First, data dependence.

The main difference between deep learning and traditional machine learning is that its performance improves with the increase of data scale. When there is little data, the performance of deep learning algorithm is not good. This is because deep learning algorithms need a lot of data to understand perfectly.

Third, hardware dependence.

Deep learning algorithm needs a lot of matrix operations, and GPU is mainly used to optimize matrix operations efficiently, so GPU is the necessary hardware for deep learning to work normally. Compared with traditional machine learning algorithms, deep learning relies more on high-end machines equipped with GPU.

Second, feature processing.

Feature processing is the process of putting domain knowledge into feature extractor to reduce the complexity of data and generate a better model for learning algorithm. Feature processing is time-consuming and requires professional knowledge.

Deep learning attempts to obtain high-level features directly from data, which is the main difference between deep learning and traditional machine learning algorithms. Based on this, deep learning reduces the work of designing feature extractors for each problem.

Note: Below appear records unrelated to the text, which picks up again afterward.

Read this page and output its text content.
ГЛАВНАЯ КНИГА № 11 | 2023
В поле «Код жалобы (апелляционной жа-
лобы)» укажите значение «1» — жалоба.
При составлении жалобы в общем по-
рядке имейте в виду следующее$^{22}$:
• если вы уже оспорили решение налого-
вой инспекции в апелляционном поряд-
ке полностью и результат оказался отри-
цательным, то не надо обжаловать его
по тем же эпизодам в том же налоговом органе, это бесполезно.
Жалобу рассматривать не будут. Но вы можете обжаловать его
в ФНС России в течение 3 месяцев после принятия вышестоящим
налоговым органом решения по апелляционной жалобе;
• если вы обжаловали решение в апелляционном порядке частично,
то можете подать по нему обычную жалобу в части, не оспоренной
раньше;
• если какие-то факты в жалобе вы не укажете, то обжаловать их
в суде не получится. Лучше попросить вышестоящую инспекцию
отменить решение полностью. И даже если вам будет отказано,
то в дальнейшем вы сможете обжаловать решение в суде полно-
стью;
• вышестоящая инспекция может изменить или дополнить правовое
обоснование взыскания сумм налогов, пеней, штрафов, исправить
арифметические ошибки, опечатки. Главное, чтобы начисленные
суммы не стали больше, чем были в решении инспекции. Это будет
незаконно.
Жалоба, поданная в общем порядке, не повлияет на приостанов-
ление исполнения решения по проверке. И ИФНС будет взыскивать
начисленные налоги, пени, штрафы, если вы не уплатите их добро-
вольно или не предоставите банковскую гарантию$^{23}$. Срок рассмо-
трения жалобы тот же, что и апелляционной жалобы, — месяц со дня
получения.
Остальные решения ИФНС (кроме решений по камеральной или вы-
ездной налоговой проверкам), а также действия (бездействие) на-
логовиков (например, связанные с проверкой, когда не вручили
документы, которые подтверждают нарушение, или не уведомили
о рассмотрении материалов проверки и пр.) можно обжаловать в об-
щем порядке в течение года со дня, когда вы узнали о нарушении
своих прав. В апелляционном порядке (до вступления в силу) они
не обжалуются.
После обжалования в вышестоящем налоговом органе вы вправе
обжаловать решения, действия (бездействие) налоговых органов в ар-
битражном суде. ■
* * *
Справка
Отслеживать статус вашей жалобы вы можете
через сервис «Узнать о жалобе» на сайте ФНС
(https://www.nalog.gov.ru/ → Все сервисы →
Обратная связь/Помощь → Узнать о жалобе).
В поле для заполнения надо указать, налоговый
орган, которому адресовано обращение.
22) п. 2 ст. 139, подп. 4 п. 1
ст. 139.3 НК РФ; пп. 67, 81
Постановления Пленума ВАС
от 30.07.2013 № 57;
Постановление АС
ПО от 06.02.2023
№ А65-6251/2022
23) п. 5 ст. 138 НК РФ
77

For example, convolutional neural networks try to learn the underlying features in the previous layer, then learn some faces, and then describe advanced faces. For more information, please read the interesting application of neural network machine in deep learning.

When using traditional machine learning algorithm to solve a problem, traditional machine learning usually decomposes the problem into multiple sub-problems and solves them one by one, and finally combines the results of all sub-problems to get the final result. On the contrary, deep learning advocates direct end-to-end problem solving.